Très régulièrement, le petit-fils d'Hassan al-Banna se prévaut de ses études dans cette prestigieuse université islamique fondée au Caire en 969, selon le calendrier chrétien. Al-Azhar se veut la plus haute autorité de l'islam sunnite. Dans Le Matin dimanche, du 7 juin 2009, édité en Suisse, Tariq Ramadan est présenté comme « docteur ès lettres (islamologie-arabe) à Genève et au Caire ». Interviewé par Paris Match le 31 janvier 2011, il déclare : « Au début des années 1990, quand je faisais mes études en sciences islamiques à l'université d'al-Azhar au Caire. J'avais 28 ans et suivais un cursus intensif. »


Je ne désirais pas un diplôme

Né en 1962 à Genève, Tariq Ramadan a bien séjourné un peu plus d'une année en Égypte en 1992-1993 pour suivre une formation islamique. Mais à son retour, ses proches du Centre islamique de Genève comme ceux du Foyer culturel musulman, qu'il a créé, ne se souviennent pas de l'avoir entendu parler de ses études à al-Azhar. D'ailleurs dans L'Islam en question, qu'il coécrit en 2002 avec Alain Gresh, le rédacteur en chef du Monde diplomatique, Ramadan ne mentionne pas non plus la prestigieuse université. « Je décide alors d'aller suivre une formation islamique au Caire, dont les portes étaient à nouveau ouvertes pour nous. Je voulais aussi que mes enfants connaissent leurs origines, leur langue, leur religion », dit-il.

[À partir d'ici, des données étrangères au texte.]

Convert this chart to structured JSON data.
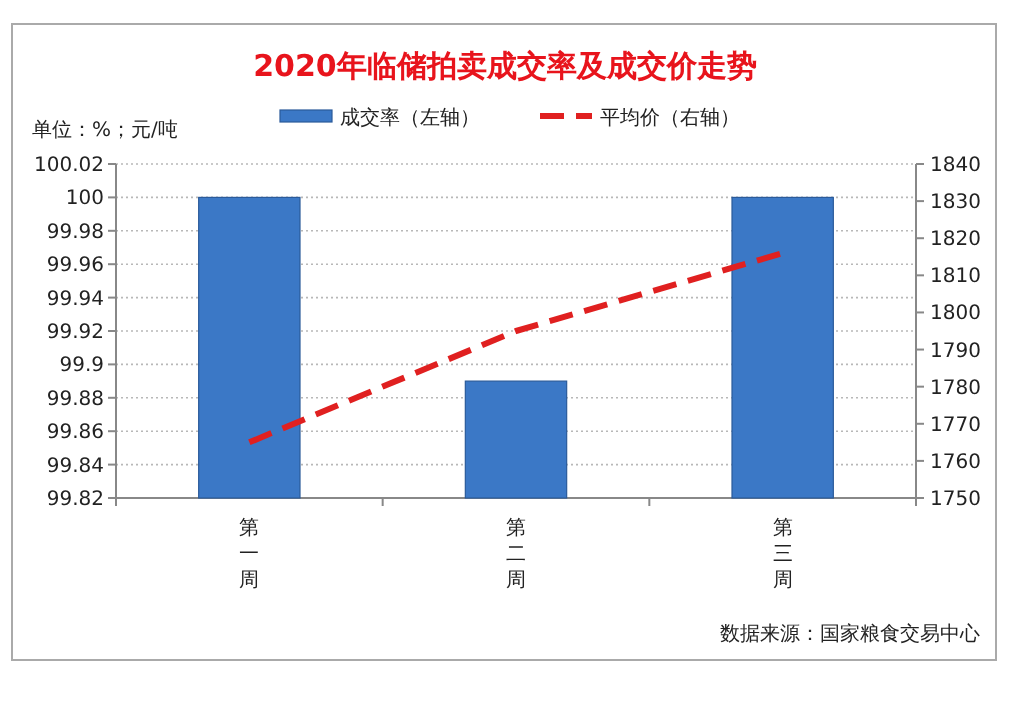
{
  "chart_data": {
    "type": "bar",
    "title": "2020年临储拍卖成交率及成交价走势",
    "subtitle": "单位：%；元/吨",
    "categories": [
      "第一周",
      "第二周",
      "第三周"
    ],
    "series": [
      {
        "name": "成交率（左轴）",
        "color": "#3b78c6",
        "values": [
          100,
          99.89,
          100
        ]
      },
      {
        "name": "平均价（右轴）",
        "type": "line",
        "axis": "y2",
        "color": "#e02020",
        "line_style": "dashed",
        "values": [
          1765,
          1795,
          1816
        ]
      }
    ],
    "ylim": [
      99.82,
      100.02
    ],
    "yticks": [
      99.82,
      99.84,
      99.86,
      99.88,
      99.9,
      99.92,
      99.94,
      99.96,
      99.98,
      100,
      100.02
    ],
    "y2lim": [
      1750,
      1840
    ],
    "y2ticks": [
      1750,
      1760,
      1770,
      1780,
      1790,
      1800,
      1810,
      1820,
      1830,
      1840
    ],
    "grid": "y",
    "legend": "top",
    "marker": "none",
    "annotations": [
      "数据来源：国家粮食交易中心"
    ]
  }
}
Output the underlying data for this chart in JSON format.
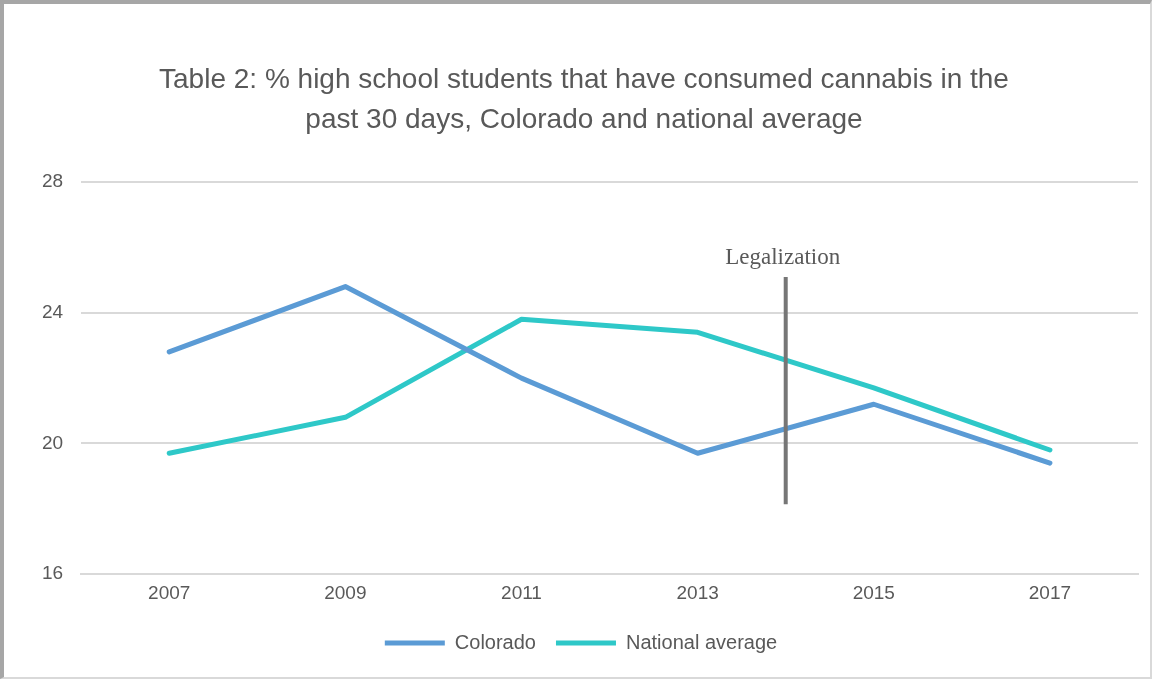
{
  "chart_data": {
    "type": "line",
    "title": "Table 2: % high school students that have consumed cannabis in the past 30 days, Colorado and national average",
    "x": [
      2007,
      2009,
      2011,
      2013,
      2015,
      2017
    ],
    "series": [
      {
        "name": "Colorado",
        "color": "#5b9bd5",
        "values": [
          22.8,
          24.8,
          22.0,
          19.7,
          21.2,
          19.4
        ]
      },
      {
        "name": "National average",
        "color": "#2ec8c8",
        "values": [
          19.7,
          20.8,
          23.8,
          23.4,
          21.7,
          19.8
        ]
      }
    ],
    "xlim": [
      2006,
      2018
    ],
    "xticks": [
      2007,
      2009,
      2011,
      2013,
      2015,
      2017
    ],
    "ylim": [
      16,
      28
    ],
    "yticks": [
      16,
      20,
      24,
      28
    ],
    "ref_lines": [
      {
        "axis": "x",
        "value": 2014,
        "label": "Legalization",
        "color": "#767676"
      }
    ],
    "grid": "y",
    "legend": "bottom",
    "marker": "none",
    "line_style": "solid"
  }
}
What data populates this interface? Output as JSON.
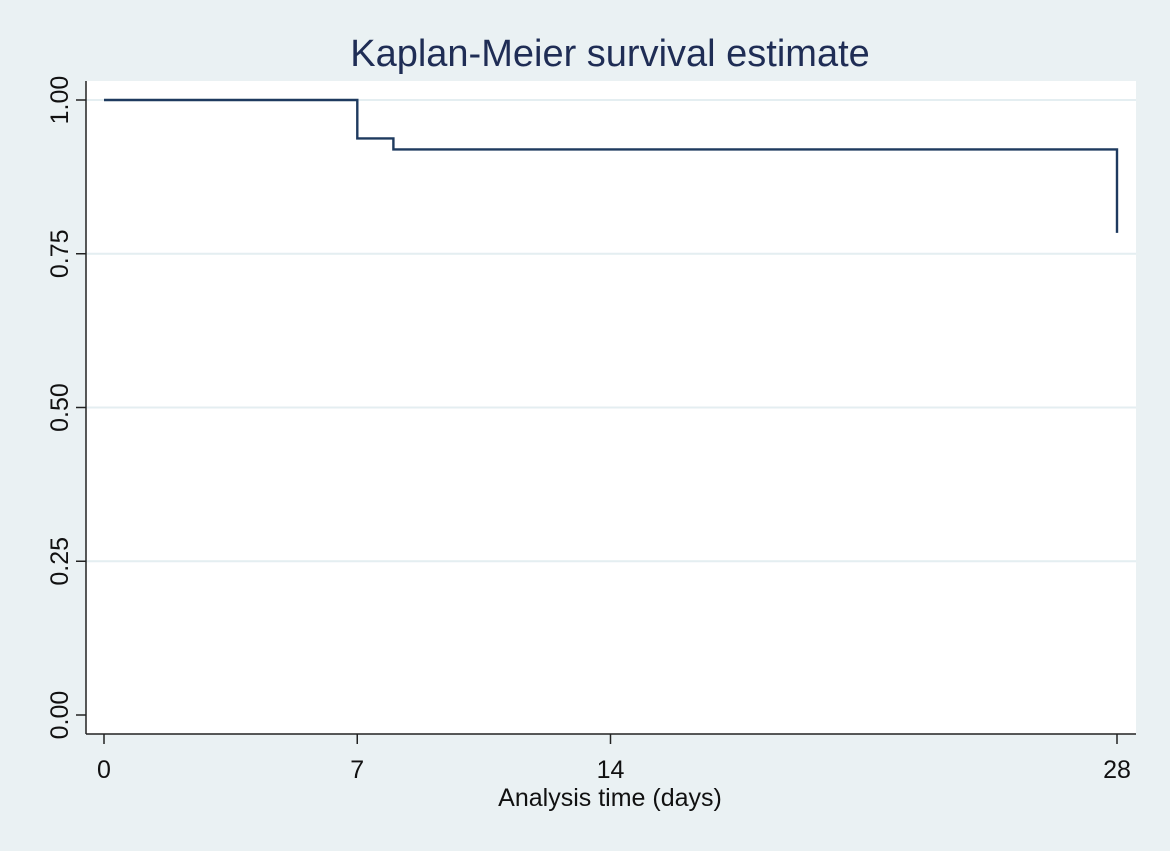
{
  "chart_data": {
    "type": "line",
    "title": "Kaplan-Meier survival estimate",
    "xlabel": "Analysis time (days)",
    "ylabel": "",
    "xlim": [
      0,
      28
    ],
    "ylim": [
      0,
      1
    ],
    "x_ticks": [
      0,
      7,
      14,
      28
    ],
    "x_tick_labels": [
      "0",
      "7",
      "14",
      "28"
    ],
    "y_ticks": [
      0,
      0.25,
      0.5,
      0.75,
      1
    ],
    "y_tick_labels": [
      "0.00",
      "0.25",
      "0.50",
      "0.75",
      "1.00"
    ],
    "grid": true,
    "legend": "none",
    "step": true,
    "series": [
      {
        "x": [
          0,
          7,
          7,
          8,
          8,
          28,
          28
        ],
        "y": [
          1.0,
          1.0,
          0.9375,
          0.9375,
          0.9196,
          0.9196,
          0.7839
        ]
      }
    ],
    "colors": {
      "background": "#eaf1f3",
      "plot_area": "#ffffff",
      "grid": "#e4eef1",
      "line": "#1e3a5f",
      "axis": "#222222",
      "title": "#1f2d55"
    }
  }
}
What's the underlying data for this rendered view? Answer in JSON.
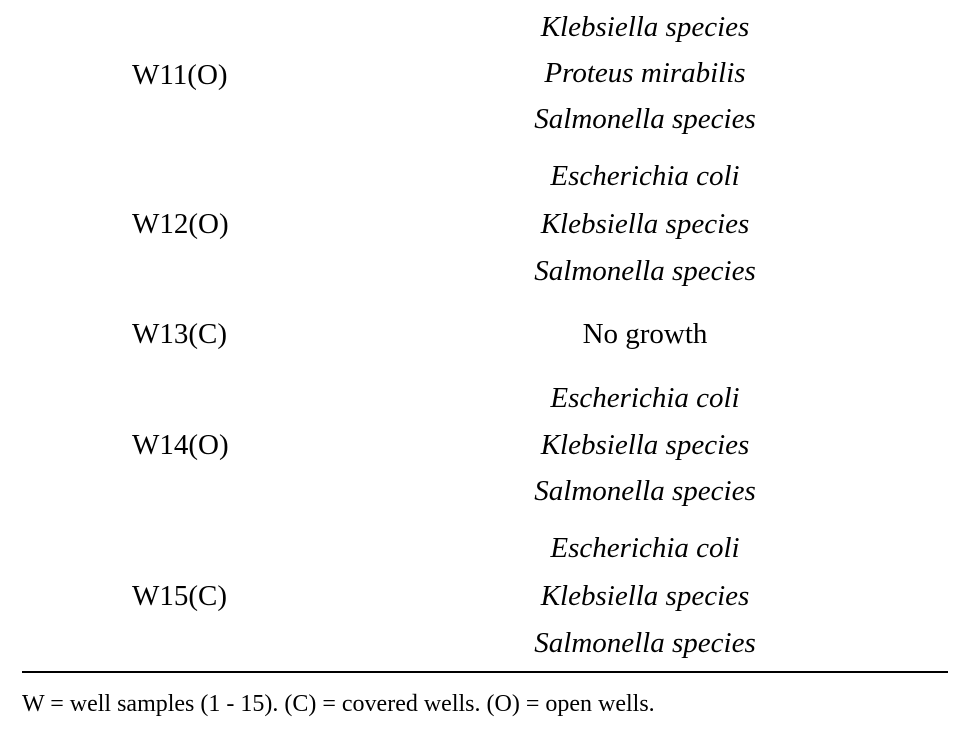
{
  "rows": [
    {
      "sample": "W11(O)",
      "organisms": [
        "Klebsiella species",
        "Proteus mirabilis",
        "Salmonella species"
      ]
    },
    {
      "sample": "W12(O)",
      "organisms": [
        "Escherichia coli",
        "Klebsiella species",
        "Salmonella species"
      ]
    },
    {
      "sample": "W13(C)",
      "result": "No growth"
    },
    {
      "sample": "W14(O)",
      "organisms": [
        "Escherichia coli",
        "Klebsiella species",
        "Salmonella species"
      ]
    },
    {
      "sample": "W15(C)",
      "organisms": [
        "Escherichia coli",
        "Klebsiella species",
        "Salmonella species"
      ]
    }
  ],
  "footnote": "W = well samples (1 - 15). (C) = covered wells. (O) = open wells."
}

Lire aussi : « Tariq Ramadan aurait usurpé ses titres universitaires »

En 2005, dans l'ouvrage Faut-il faire taire Tariq Ramadan ? (1), il se montre encore plus précis : « J'ai suivi des cours intensifs pendant quatorze mois, que j'ai complétés lors de mes différents séjours. Sur un total de vingt mois d'études intensives et de cours individuels, j'ai pu couvrir le champ de formation des cinq années d'études de sciences islamiques dispensées dans les universités spécialisées. » Et surtout, il ajoute : « C'était mon but, mais je ne désirais pas un diplôme. Seul le contenu de la formation m'intéressait. » Non seulement Tariq Ramadan ne parle pas d'al-Azhar, mais il reconnaît ne pas avoir passé d'examens en Égypte !

Plus de séjour en Égypte

« Tariq Ramadan n'est pas un arabisant de première force. De toute façon, il n'aurait pas eu le niveau pour pouvoir suivre des études à al-Azhar », assure le politologue Gilles Kepel, auteur de l'ouvrage Le Prophète et le Pharaon. « Imaginez un complexe immense. Tariq Ramadan est sans doute entré dans l'enceinte de cette université. Il a pu prendre des cours privés avec un enseignant d'al-Azhar. Mais sa formation est plus que succincte. D'ailleurs, aucun théologien des pays musulmans ne l'a jamais pris au sérieux », déclare de son côté Alain Chouet, ancien chef du service de renseignement de sécurité de la DGSE. Ces deux arabisants ne sont pas les seuls à s'étonner que Tariq Ramadan ne parle pas couramment arabe. Ce qui paraît pourtant indispensable pour un islamologue.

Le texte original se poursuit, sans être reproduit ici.